COST278 and ISCA Tutorial and Research Workshop (ITRW) on Robustness Issues in Conversational Interaction
University of East Anglia, Norwich, UK
Automatic transcription of spontaneously dictated medical records has a large potential for improving the quality and reducing the cost of patient care in Norwegian hospitals. In this paper, we describe the design of an evaluation database for this task, and study the occurrence of typical disfluencies. Furthermore, we study the improvements of word accuracy obtained by the use of speaker adaptation and different methods of modeling speaker generated noise.

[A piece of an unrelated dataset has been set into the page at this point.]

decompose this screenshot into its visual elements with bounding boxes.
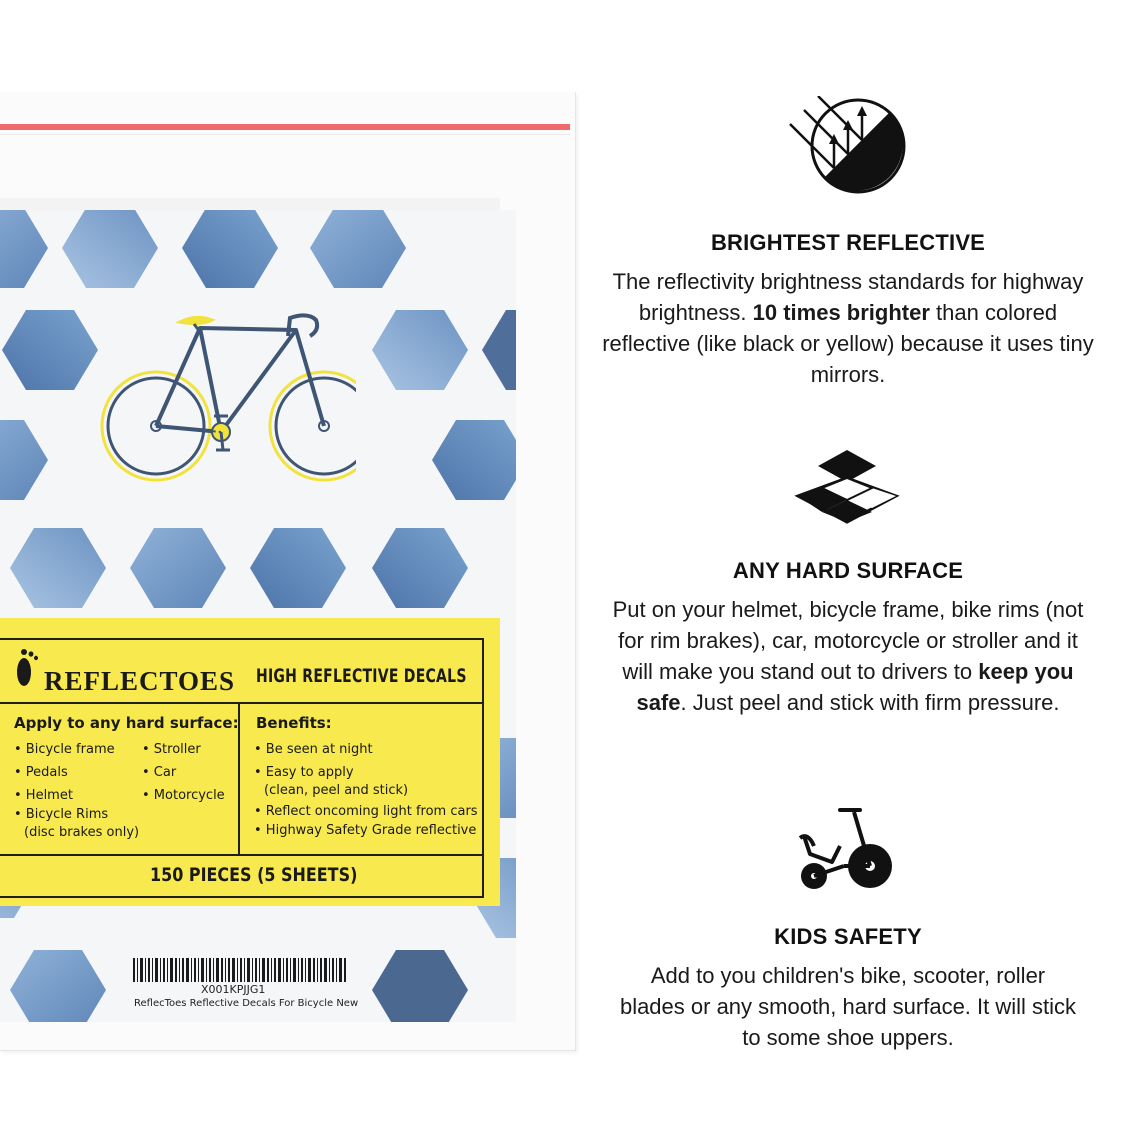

Explicit modeling of speaker generated noise gave 6.5% improvement across all speakers, while the improvements for the individual speakers ranged up to 14%. Speaker adaptation gave additional 20% improvement accross all speakers, while the improvements for the individual speakers ranged up to 34%.
The best overall word accuracy is still of only approximately 50%, which is far below the requirement for a practical system. It is however expected that a considerable improvement could be achieved by training an appropriate language model.
Bibliographic reference. Gajic, Bojana / Markhus, Vidar / Pettersen, Svein Gunnar / Johnsen, Magne Hallstein (2004): "Automatic recognition of spontaneously dictated medical records for norwegian", In Robust2004, paper 43.